HOMESTEAD, Fla. -- With tears in eyes and three fingers in the air, Richard Childress hardly had words to describe his latest NASCAR championship.

His grandson, Austin Dillon, won the Nationwide Series title in the famed No. 3 and by three points.

"Hard to believe," Childress said. "I couldn't be more proud of Austin. He drives with his heart every lap. What can you say? He's just a great competitor, a great grandson. I'm proud, really proud of him. He ran good and hard tonight."

Sprint Cup regular Brad Keselowski won the season finale at Homestead-Miami Speedway on Saturday, moving up 10 spots in the closing few laps to give an otherwise typical race a wild and wacky finish.

But the night belonged to Dillon, who overcame a sluggish start and a scrape against the wall to finish 12th. It was good enough to hold off Sam Hornish Jr. by three points. Hornish crossed the line eighth.

"It was ugly," said Dillon, who won the Truck Series title in 2011. "Probably the worst car we had all year. But we fought. My guys kept me positive in the car."

Hornish looked as if he would overcome an eight-point deficit in the standings for much of the 200-lap race, but a lengthy caution late posed problems. NASCAR slowed the race for 12 laps -- tied for the longest caution of the year -- and it turned out to be a setback for Hornish.

He dropped from third to ninth on the final restart with five laps to go, ending his chances at getting a title in what was his final race for Penske Racing.

"I felt very sorry for Sam," Penske said. "And I have to say I've never seen a race that was so important give away 15 or 16 laps before you have five laps to go. To me, that is very disappointing from the standpoint of the fans and (us) as competitors. When I think about it, it could have gone either way."

NASCAR defended its decision to keep the race under caution.

"When you're in situations like that, the most important thing is getting the track race ready," said Robin Pemberton, NASCAR's vice president of competition. "You know, you can look at, you can use your hindsight every chance that you want to, but in this particular time, we did the best we could to do, and it was more important to get the track ready."

Keselowski got new tires during the final caution and used them to weave his way through traffic. He went from 11th to first in a two-lap span after the restart. And once he was out front, no one was catching him.

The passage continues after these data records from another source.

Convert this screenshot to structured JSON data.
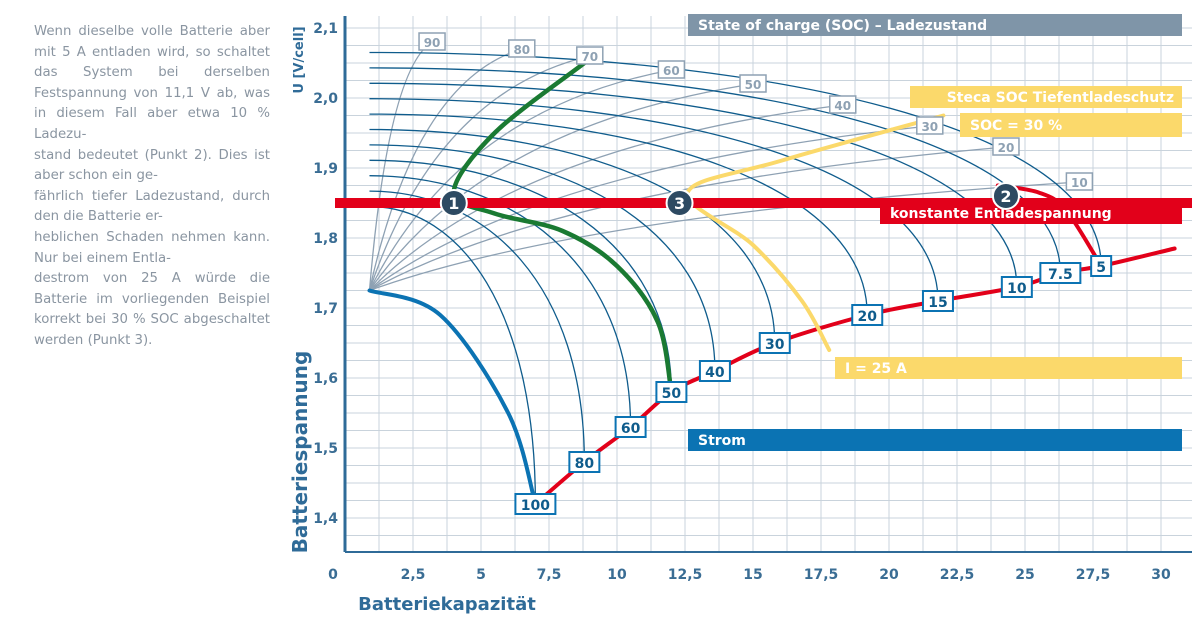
{
  "side_text": "Wenn dieselbe volle Batterie aber mit 5 A entladen wird, so schaltet das System bei derselben Festspannung von 11,1 V ab, was in diesem Fall aber etwa 10 % Ladezu-\nstand bedeutet (Punkt 2). Dies ist aber schon ein ge-\nfährlich tiefer Ladezustand, durch den die Batterie er-\nheblichen Schaden nehmen kann. Nur bei einem Entla-\ndestrom von 25 A würde die Batterie im vorliegenden Beispiel korrekt bei 30 % SOC abgeschaltet werden (Punkt 3).",
  "colors": {
    "background": "#ffffff",
    "text_gray": "#8a95a1",
    "axis_text": "#3a6d94",
    "axis_title": "#2f6b98",
    "grid": "#c9d3dc",
    "soc_curve": "#8ea1b3",
    "current_curve": "#0f5c8c",
    "strom_blue": "#0b73b3",
    "red": "#e2001a",
    "green": "#1a7a32",
    "yellow": "#fbd96b",
    "slate_banner": "#7f95a8",
    "dark_marker": "#2d4a62"
  },
  "chart_data": {
    "type": "line",
    "xlabel": "Batteriekapazität",
    "ylabel": "Batteriespannung",
    "y_unit_label": "U [V/cell]",
    "xlim": [
      0,
      30
    ],
    "ylim": [
      1.36,
      2.11
    ],
    "x_ticks": [
      0,
      2.5,
      5,
      7.5,
      10,
      12.5,
      15,
      17.5,
      20,
      22.5,
      25,
      27.5,
      30
    ],
    "x_tick_labels": [
      "0",
      "2,5",
      "5",
      "7,5",
      "10",
      "12,5",
      "15",
      "17,5",
      "20",
      "22,5",
      "25",
      "27,5",
      "30"
    ],
    "y_ticks": [
      1.4,
      1.5,
      1.6,
      1.7,
      1.8,
      1.9,
      2.0,
      2.1
    ],
    "y_tick_labels": [
      "1,4",
      "1,5",
      "1,6",
      "1,7",
      "1,8",
      "1,9",
      "2,0",
      "2,1"
    ],
    "grid": true,
    "current_points": [
      {
        "label": "100",
        "x": 7.0,
        "y": 1.42
      },
      {
        "label": "80",
        "x": 8.8,
        "y": 1.48
      },
      {
        "label": "60",
        "x": 10.5,
        "y": 1.53
      },
      {
        "label": "50",
        "x": 12.0,
        "y": 1.58
      },
      {
        "label": "40",
        "x": 13.6,
        "y": 1.61
      },
      {
        "label": "30",
        "x": 15.8,
        "y": 1.65
      },
      {
        "label": "20",
        "x": 19.2,
        "y": 1.69
      },
      {
        "label": "15",
        "x": 21.8,
        "y": 1.71
      },
      {
        "label": "10",
        "x": 24.7,
        "y": 1.73
      },
      {
        "label": "7.5",
        "x": 26.3,
        "y": 1.75
      },
      {
        "label": "5",
        "x": 27.8,
        "y": 1.76
      }
    ],
    "current_line_end": {
      "x": 30.5,
      "y": 1.785
    },
    "soc_labels": [
      {
        "label": "90",
        "x": 3.2,
        "y": 2.08
      },
      {
        "label": "80",
        "x": 6.5,
        "y": 2.07
      },
      {
        "label": "70",
        "x": 9.0,
        "y": 2.06
      },
      {
        "label": "60",
        "x": 12.0,
        "y": 2.04
      },
      {
        "label": "50",
        "x": 15.0,
        "y": 2.02
      },
      {
        "label": "40",
        "x": 18.3,
        "y": 1.99
      },
      {
        "label": "30",
        "x": 21.5,
        "y": 1.96
      },
      {
        "label": "20",
        "x": 24.3,
        "y": 1.93
      },
      {
        "label": "10",
        "x": 27.0,
        "y": 1.88
      }
    ],
    "soc_curve_start": {
      "x": 0.9,
      "y": 1.725
    },
    "strom_curve": {
      "label": "Strom",
      "x": [
        0.9,
        3.5,
        6.0,
        7.0
      ],
      "y": [
        1.725,
        1.69,
        1.55,
        1.42
      ]
    },
    "green_curve": {
      "x": [
        8.8,
        5.5,
        4.0,
        5.5,
        8.0,
        10.0,
        11.5,
        12.0
      ],
      "y": [
        2.05,
        1.95,
        1.865,
        1.835,
        1.81,
        1.76,
        1.68,
        1.58
      ]
    },
    "yellow_curve": {
      "label": "I = 25 A",
      "x": [
        22.0,
        16.0,
        12.6,
        15.0,
        16.8,
        17.8
      ],
      "y": [
        1.975,
        1.91,
        1.865,
        1.79,
        1.71,
        1.64
      ]
    },
    "red_line": {
      "label": "konstante Entladespannung",
      "y": 1.85
    },
    "red_curve": {
      "x": [
        24.0,
        25.5,
        26.5,
        27.8
      ],
      "y": [
        1.875,
        1.865,
        1.84,
        1.76
      ]
    },
    "markers": [
      {
        "label": "1",
        "x": 4.0,
        "y": 1.85
      },
      {
        "label": "2",
        "x": 24.3,
        "y": 1.86
      },
      {
        "label": "3",
        "x": 12.3,
        "y": 1.85
      }
    ],
    "banners": {
      "soc_title": "State of charge (SOC) – Ladezustand",
      "steca": "Steca SOC Tiefentladeschutz",
      "soc30": "SOC = 30 %",
      "konstante": "konstante Entladespannung",
      "i25": "I = 25 A",
      "strom": "Strom"
    }
  }
}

Certainly not Dillon and Hornish, who were stuck on old tires because they had used their allotment.

Keselowski finished the season with seven victories, all in the last 10 of his 16 series starts.

Rookie Kyle Larson finished second, followed Kyle Busch, Matt Kenseth and Trevor Bayne.

Hornish and Dillon had nothing for the leaders down the stretch.

Having worn tires made passing difficult, if not impossible, in the final few laps. It didn't help Hornish that Kyle Busch spun his tires on the restart.

"Couldn't get far enough ahead of those guys who had taken four tires," Hornish said. "That's how it worked out for us tonight. We gave away points throughout the season, between the driver making mistakes, from everybody on this team making the car better. We win as a team, we lose as a team. Just needed a little bit more."

Keselowski's victory wasn't the only thing to celebrate for Penske Racing. The team won the owners' title for Roger Penske -- edging Joe Gibbs Racing by a point -- and landed Ford the manufacturers' championship. Joey Logano finished sixth in the title-winning No. 22 car.

But the biggest celebration was saved for Dillon, whose fondest memory as a kid was seeing late NASCAR great Dale Earnhardt win the 1998 Daytona 500.

Dillon knew all he had to do was stay close to Hornish.

"I knew if I could see him and see where he was, then I wasn't going to give up all the way to end," Dillon said. "He was a great competitor. Sam, he brought his stuff tonight. We were able to pass one at the end, and it was a hell of a race."